His reign as president was not a glamourous one. Though he did build Silliman College and raise the Yale endowment another $16 million, he made internal matters his main concern. He placed the major disciplines--the sciences, social sciences, humanities, fine arts and medicine --under divisional (not merely departmental) directors, reorganized the Sheffield Scientific School, strengthened Yale's Institute of International Studies, and to the horror of many a student, introduced a required reading program for summer vacations.

Truth & Consequences. In his public addresses, President Seymour, against the current of popular materialistic thought, asserted the moral basis of freedom. His words were wise rather than provocative or demagogic. Thus he never became a "headline character." But among Elis he was both admired and loved. In campus gatherings he liked to sing The Sword of Bunker Hill, waving a blade in accompaniment. He still collected first editions of A. Conan Doyle and E. Phillips Oppenheim, and liked to invite students around for beer and talk on a Sunday evening.
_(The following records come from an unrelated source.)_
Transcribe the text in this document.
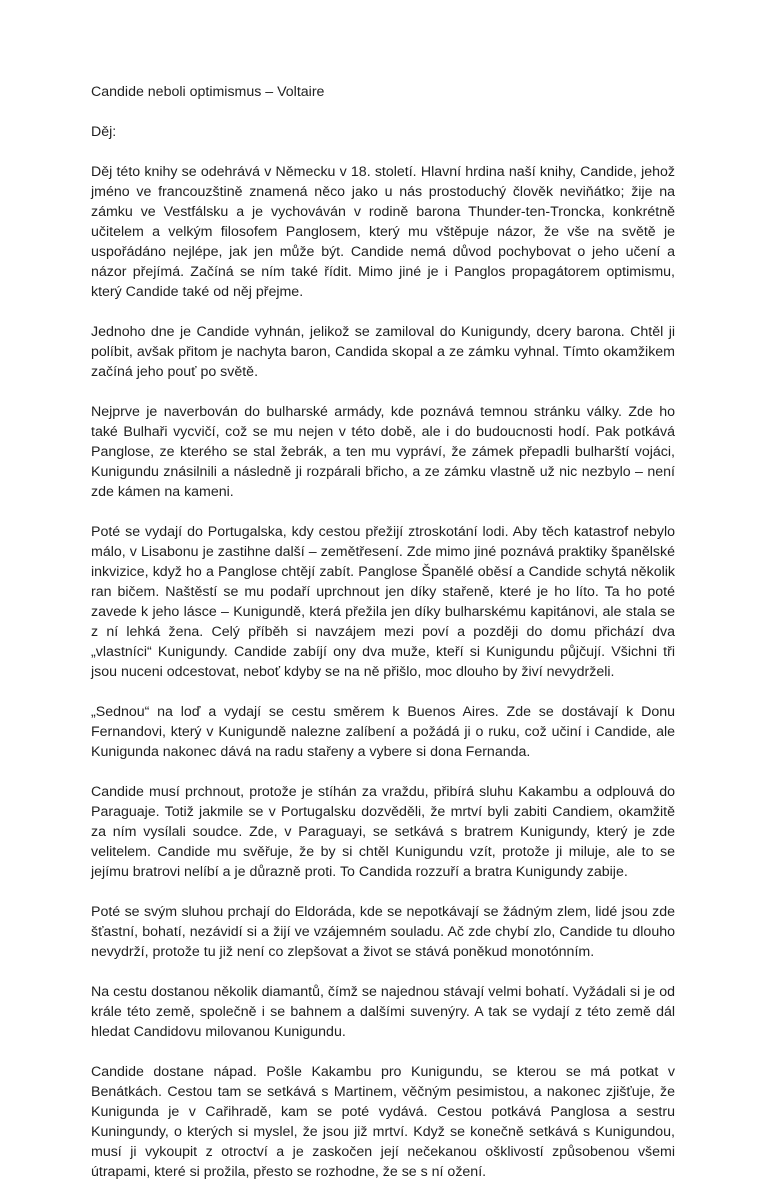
Candide neboli optimismus – Voltaire

Děj:

Děj této knihy se odehrává v Německu v 18. století. Hlavní hrdina naší knihy, Candide, jehož jméno ve francouzštině znamená něco jako u nás prostoduchý člověk neviňátko; žije na zámku ve Vestfálsku a je vychováván v rodině barona Thunder-ten-Troncka, konkrétně učitelem a velkým filosofem Panglosem, který mu vštěpuje názor, že vše na světě je uspořádáno nejlépe, jak jen může být. Candide nemá důvod pochybovat o jeho učení a názor přejímá. Začíná se ním také řídit. Mimo jiné je i Panglos propagátorem optimismu, který Candide také od něj přejme.

Jednoho dne je Candide vyhnán, jelikož se zamiloval do Kunigundy, dcery barona. Chtěl ji políbit, avšak přitom je nachyta baron, Candida skopal a ze zámku vyhnal. Tímto okamžikem začíná jeho pouť po světě.

Nejprve je naverbován do bulharské armády, kde poznává temnou stránku války. Zde ho také Bulhaři vycvičí, což se mu nejen v této době, ale i do budoucnosti hodí. Pak potkává Panglose, ze kterého se stal žebrák, a ten mu vypráví, že zámek přepadli bulharští vojáci, Kunigundu znásilnili a následně ji rozpárali břicho, a ze zámku vlastně už nic nezbylo – není zde kámen na kameni.

Poté se vydají do Portugalska, kdy cestou přežijí ztroskotání lodi. Aby těch katastrof nebylo málo, v Lisabonu je zastihne další – zemětřesení. Zde mimo jiné poznává praktiky španělské inkvizice, když ho a Panglose chtějí zabít. Panglose Španělé oběsí a Candide schytá několik ran bičem. Naštěstí se mu podaří uprchnout jen díky stařeně, které je ho líto. Ta ho poté zavede k jeho lásce – Kunigundě, která přežila jen díky bulharskému kapitánovi, ale stala se z ní lehká žena. Celý příběh si navzájem mezi poví a později do domu přichází dva „vlastníci“ Kunigundy. Candide zabíjí ony dva muže, kteří si Kunigundu půjčují. Všichni tři jsou nuceni odcestovat, neboť kdyby se na ně přišlo, moc dlouho by živí nevydrželi.

„Sednou“ na loď a vydají se cestu směrem k Buenos Aires. Zde se dostávají k Donu Fernandovi, který v Kunigundě nalezne zalíbení a požádá ji o ruku, což učiní i Candide, ale Kunigunda nakonec dává na radu stařeny a vybere si dona Fernanda.

Candide musí prchnout, protože je stíhán za vraždu, přibírá sluhu Kakambu a odplouvá do Paraguaje. Totiž jakmile se v Portugalsku dozvěděli, že mrtví byli zabiti Candiem, okamžitě za ním vysílali soudce. Zde, v Paraguayi, se setkává s bratrem Kunigundy, který je zde velitelem. Candide mu svěřuje, že by si chtěl Kunigundu vzít, protože ji miluje, ale to se jejímu bratrovi nelíbí a je důrazně proti. To Candida rozzuří a bratra Kunigundy zabije.

Poté se svým sluhou prchají do Eldoráda, kde se nepotkávají se žádným zlem, lidé jsou zde šťastní, bohatí, nezávidí si a žijí ve vzájemném souladu. Ač zde chybí zlo, Candide tu dlouho nevydrží, protože tu již není co zlepšovat a život se stává poněkud monotónním.

Na cestu dostanou několik diamantů, čímž se najednou stávají velmi bohatí. Vyžádali si je od krále této země, společně i se bahnem a dalšími suvenýry. A tak se vydají z této země dál hledat Candidovu milovanou Kunigundu.

Candide dostane nápad. Pošle Kakambu pro Kunigundu, se kterou se má potkat v Benátkách. Cestou tam se setkává s Martinem, věčným pesimistou, a nakonec zjišťuje, že Kunigunda je v Cařihradě, kam se poté vydává. Cestou potkává Panglosa a sestru Kuningundy, o kterých si myslel, že jsou již mrtví. Když se konečně setkává s Kunigundou, musí ji vykoupit z otroctví a je zaskočen její nečekanou ošklivostí způsobenou všemi útrapami, které si prožila, přesto se rozhodne, že se s ní ožení.
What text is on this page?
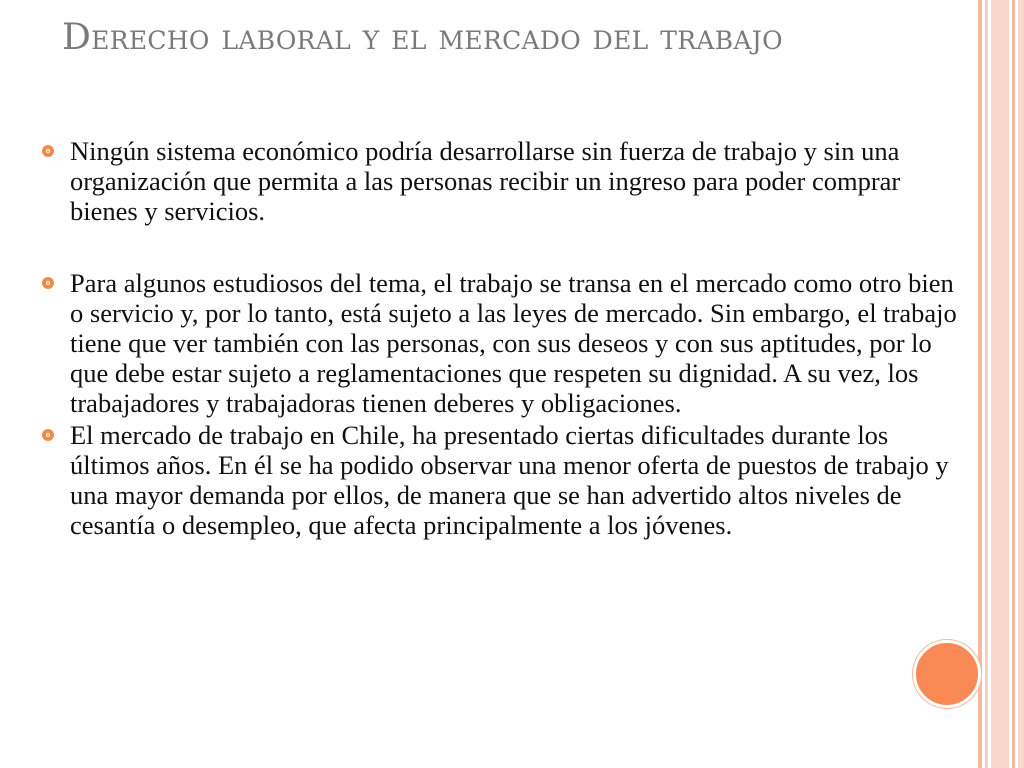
Derecho laboral y el mercado del trabajo
Ningún sistema económico podría desarrollarse sin fuerza de trabajo y sin una organización que permita a las personas recibir un ingreso para poder comprar bienes y servicios.
Para algunos estudiosos del tema, el trabajo se transa en el mercado como otro bien o servicio y, por lo tanto, está sujeto a las leyes de mercado. Sin embargo, el trabajo tiene que ver también con las personas, con sus deseos y con sus aptitudes, por lo que debe estar sujeto a reglamentaciones que respeten su dignidad. A su vez, los trabajadores y trabajadoras tienen deberes y obligaciones.
El mercado de trabajo en Chile, ha presentado ciertas dificultades durante los últimos años. En él se ha podido observar una menor oferta de puestos de trabajo y una mayor demanda por ellos, de manera que se han advertido altos niveles de cesantía o desempleo, que afecta principalmente a los jóvenes.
Now, though he feels that his work is "well-nigh completed," Seymour still worries a good deal about the future of such institutions, as Yale. His chief concern is the same as it was twelve years ago--"absolute intellectual freedom . . . The Yale atmosphere must be so completely impregnated with the sense of freedom that our students going from here will serve naturally and universally as its apostles . . . We seek the truth and will endure the consequences."